Trotzdem muss man natürlich in den ersten Stunden nach einem Trauma «psychologische erste Hilfe» anbieten, so Dr. Priebe. Dabei sollten aber die individuellen Bedürfnisse der Betroffenen im Vordergrund stehen – und da diese sehr unterschiedlich ausfallen können, muss man zuerst danach fragen.
Hilfreich in der Akutsituation ist es, den Opfern bzw. Zeugen des Ereignisses zu vermitteln, dass sie in Sicherheit sind und die Bedrohung vorbei ist. Auch nach körperlichen Bedürfnissen wie Essen, Trinken, Toilettengang oder einer wärmenden Decke sollte man fragen. Praktische Hilfe, die man anbieten kann, umfasst etwa die Information von Angehörigen und nahestehenden Personen, die Organisation von Kinderbetreuung oder einer Heimfahrt per Taxi.
Weinen Menschen, wäre es verkehrt, sie darin stoppen zu wollen. Eher hilft es zu vermitteln, dass diese Reaktion völlig in Ordnung ist.
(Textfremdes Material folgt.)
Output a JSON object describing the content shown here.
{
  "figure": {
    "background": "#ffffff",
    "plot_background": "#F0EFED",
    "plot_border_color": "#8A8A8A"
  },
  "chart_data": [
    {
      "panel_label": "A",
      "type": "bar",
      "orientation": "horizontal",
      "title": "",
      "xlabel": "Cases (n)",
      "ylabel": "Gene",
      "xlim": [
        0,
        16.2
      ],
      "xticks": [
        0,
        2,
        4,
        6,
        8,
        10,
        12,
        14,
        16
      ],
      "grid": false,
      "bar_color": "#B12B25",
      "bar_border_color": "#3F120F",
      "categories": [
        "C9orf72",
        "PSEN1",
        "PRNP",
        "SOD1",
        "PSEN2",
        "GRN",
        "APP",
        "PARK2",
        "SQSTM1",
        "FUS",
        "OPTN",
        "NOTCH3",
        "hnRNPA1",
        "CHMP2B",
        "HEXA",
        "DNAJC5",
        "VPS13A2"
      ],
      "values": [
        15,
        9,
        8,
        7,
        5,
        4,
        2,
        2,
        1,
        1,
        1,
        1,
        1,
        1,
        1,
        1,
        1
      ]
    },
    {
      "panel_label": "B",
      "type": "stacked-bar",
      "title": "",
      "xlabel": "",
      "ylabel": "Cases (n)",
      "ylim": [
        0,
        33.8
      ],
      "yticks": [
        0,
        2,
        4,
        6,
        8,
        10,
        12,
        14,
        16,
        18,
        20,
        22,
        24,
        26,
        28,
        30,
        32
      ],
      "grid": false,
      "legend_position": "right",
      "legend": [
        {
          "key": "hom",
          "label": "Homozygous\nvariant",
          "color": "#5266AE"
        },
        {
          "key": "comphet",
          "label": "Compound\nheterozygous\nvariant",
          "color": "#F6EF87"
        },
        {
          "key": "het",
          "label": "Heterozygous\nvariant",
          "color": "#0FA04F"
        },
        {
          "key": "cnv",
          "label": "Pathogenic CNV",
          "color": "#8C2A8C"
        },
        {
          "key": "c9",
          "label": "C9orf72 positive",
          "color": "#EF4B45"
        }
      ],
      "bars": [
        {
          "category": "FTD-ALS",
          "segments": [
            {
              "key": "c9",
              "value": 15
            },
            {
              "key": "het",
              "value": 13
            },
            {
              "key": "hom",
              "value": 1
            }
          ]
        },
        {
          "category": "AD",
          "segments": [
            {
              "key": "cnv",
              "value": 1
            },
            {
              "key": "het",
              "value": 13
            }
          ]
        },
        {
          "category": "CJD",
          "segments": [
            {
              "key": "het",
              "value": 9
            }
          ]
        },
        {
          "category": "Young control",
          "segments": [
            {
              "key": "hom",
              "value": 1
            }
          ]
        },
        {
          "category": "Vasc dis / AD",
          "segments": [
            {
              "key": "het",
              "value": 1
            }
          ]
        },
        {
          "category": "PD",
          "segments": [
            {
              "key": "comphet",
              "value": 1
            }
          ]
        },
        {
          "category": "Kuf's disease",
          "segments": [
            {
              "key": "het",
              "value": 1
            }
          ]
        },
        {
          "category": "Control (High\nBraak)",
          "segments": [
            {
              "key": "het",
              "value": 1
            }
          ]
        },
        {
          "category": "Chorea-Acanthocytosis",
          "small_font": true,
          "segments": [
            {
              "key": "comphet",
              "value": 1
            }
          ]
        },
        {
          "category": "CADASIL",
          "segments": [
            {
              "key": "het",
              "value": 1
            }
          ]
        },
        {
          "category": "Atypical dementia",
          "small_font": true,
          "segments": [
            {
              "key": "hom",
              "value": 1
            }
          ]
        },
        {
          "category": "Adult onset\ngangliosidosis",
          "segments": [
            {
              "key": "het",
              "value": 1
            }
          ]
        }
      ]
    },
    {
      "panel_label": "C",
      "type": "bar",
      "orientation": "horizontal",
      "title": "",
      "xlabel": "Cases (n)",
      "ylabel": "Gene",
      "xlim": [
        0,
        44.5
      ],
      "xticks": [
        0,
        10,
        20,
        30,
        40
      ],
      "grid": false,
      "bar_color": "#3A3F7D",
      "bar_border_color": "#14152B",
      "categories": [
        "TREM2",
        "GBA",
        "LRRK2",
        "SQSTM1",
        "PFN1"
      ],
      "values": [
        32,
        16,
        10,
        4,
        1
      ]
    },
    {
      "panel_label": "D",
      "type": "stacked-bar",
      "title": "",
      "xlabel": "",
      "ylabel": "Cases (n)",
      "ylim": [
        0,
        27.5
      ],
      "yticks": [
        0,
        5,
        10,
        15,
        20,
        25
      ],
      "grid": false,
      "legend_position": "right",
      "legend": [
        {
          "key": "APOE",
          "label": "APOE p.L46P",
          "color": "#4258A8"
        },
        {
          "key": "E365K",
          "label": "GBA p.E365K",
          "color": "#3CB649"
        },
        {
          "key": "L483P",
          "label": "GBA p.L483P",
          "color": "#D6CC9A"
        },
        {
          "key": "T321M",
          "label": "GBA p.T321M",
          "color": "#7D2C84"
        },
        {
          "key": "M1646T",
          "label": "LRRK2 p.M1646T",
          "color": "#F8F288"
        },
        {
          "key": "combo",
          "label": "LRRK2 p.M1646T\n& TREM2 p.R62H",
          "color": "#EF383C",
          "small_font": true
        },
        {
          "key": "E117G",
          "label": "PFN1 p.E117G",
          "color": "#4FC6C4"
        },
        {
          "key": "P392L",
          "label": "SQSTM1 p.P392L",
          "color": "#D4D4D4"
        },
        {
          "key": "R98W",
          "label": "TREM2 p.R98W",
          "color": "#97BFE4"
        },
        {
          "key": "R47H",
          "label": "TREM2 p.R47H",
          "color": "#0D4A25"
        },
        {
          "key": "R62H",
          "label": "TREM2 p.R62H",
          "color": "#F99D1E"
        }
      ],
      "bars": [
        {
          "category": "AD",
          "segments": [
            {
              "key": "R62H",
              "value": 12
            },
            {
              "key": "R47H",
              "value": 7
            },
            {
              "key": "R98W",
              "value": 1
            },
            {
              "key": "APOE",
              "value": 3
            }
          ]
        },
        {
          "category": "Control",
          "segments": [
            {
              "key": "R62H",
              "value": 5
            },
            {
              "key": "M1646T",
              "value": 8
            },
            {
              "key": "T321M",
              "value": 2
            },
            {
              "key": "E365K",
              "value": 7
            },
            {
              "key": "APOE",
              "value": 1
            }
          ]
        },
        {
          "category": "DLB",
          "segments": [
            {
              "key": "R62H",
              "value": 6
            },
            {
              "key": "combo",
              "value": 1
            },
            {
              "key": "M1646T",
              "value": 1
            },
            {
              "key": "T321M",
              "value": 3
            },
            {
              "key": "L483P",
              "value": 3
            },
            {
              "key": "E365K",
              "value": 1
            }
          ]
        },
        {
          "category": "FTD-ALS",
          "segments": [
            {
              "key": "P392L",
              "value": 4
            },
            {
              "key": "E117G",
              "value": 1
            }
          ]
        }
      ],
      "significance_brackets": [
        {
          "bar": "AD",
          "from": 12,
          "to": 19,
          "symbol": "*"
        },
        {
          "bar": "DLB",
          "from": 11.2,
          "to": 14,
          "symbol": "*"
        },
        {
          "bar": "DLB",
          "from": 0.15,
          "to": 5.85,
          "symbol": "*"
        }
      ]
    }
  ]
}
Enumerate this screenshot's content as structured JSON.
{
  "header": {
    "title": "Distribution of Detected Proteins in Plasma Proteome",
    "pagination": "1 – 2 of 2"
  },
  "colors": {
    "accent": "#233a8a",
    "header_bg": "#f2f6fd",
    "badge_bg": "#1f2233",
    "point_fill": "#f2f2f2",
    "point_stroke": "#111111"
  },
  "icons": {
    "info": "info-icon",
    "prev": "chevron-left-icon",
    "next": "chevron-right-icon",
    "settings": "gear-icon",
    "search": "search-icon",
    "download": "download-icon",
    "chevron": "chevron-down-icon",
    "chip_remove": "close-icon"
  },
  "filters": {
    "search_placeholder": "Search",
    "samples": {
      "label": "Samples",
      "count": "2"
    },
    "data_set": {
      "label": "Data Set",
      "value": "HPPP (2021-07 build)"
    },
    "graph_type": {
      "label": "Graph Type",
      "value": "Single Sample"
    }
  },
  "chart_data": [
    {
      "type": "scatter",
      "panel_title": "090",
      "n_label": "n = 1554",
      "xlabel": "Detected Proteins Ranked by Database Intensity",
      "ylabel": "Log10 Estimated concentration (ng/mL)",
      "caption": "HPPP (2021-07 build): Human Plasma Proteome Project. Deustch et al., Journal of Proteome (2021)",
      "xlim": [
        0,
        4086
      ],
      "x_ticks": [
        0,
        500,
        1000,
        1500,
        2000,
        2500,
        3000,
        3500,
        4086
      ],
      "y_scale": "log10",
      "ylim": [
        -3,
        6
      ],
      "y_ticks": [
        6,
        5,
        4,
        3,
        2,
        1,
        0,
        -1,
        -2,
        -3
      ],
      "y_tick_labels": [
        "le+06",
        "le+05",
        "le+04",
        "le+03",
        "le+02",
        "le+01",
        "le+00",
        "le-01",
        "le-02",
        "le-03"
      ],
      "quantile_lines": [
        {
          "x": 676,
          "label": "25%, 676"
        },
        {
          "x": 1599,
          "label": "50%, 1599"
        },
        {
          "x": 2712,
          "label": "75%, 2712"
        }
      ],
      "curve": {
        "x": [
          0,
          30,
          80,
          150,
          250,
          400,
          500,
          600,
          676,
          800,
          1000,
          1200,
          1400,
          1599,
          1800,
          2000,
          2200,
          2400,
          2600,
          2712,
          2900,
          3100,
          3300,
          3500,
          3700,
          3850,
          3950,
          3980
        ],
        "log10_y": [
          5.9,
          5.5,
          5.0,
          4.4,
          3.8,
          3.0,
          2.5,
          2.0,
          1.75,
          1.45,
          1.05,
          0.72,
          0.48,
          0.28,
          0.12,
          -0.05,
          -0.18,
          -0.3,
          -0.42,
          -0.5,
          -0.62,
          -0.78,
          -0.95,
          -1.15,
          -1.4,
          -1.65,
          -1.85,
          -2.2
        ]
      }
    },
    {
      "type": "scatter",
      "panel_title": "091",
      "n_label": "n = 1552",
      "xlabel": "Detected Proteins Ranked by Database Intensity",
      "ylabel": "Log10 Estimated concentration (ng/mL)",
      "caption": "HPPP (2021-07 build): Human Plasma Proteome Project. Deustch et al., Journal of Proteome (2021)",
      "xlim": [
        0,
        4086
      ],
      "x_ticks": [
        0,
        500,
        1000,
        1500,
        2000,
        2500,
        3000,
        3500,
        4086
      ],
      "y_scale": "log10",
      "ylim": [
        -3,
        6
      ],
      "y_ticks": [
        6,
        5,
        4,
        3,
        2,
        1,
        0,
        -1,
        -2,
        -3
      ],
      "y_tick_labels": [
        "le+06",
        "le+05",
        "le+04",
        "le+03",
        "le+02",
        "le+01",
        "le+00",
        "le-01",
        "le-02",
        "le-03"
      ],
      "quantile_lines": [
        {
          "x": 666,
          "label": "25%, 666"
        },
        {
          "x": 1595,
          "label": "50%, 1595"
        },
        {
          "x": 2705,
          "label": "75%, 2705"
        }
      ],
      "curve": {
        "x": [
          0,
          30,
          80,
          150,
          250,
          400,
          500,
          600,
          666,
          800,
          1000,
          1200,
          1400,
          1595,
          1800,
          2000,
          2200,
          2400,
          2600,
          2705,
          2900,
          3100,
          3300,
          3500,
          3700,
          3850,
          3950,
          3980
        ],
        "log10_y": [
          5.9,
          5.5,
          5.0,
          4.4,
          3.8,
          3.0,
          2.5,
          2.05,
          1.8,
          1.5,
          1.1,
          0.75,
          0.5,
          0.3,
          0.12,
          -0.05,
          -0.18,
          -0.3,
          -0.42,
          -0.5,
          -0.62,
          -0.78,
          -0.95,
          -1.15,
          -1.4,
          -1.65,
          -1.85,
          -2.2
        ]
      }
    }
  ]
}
Keinesfalls solle man Patienten auffordern, über das Erlebte zu reden, erklärte die Psychotherapeutin. Wenn Menschen von sich aus darüber zu sprechen beginnen, gilt es aktiv zuzuhören, Nachfragen zur Vertiefung der Schilderungen verbieten sich jedoch. «Zusammengefasst: aushalten, begleiten, trösten – einfach menschlich sein», sagte Dr. Priebe.
Watchful Waiting in den ersten drei Monaten
Nach der Akutphase von drei Tagen erfolgt über drei Monate am besten ein Watchful Waiting. Hier stehen Psychoedukation, die Organisation sozialer Unterstützung und die Wahrnehmung der eigenen Bedürfnisse durch die Betroffenen im Vordergrund.
Ausreichend Sport und Schlaf helfen dabei, die physiologische Übererregung zu reduzieren. Erst wenn danach noch Symptome bestehen, kommt eine spezifische psychotherapeutische Behandlung infrage.
Keine Beruhigungsmittel nach Schockereignissen
Es gilt mittlerweile als überholt, Patienten mit Symptomen einer Traumatisierung Benzodiazepine zu verschreiben. Diese können sogar zur Verschlechterung und Chronifizierung einer posttraumatischen Belastungsstörung beitragen. Die Indikationsstellung sollte daher sehr eng erfolgen, z.B. bei akuter Suizidalität.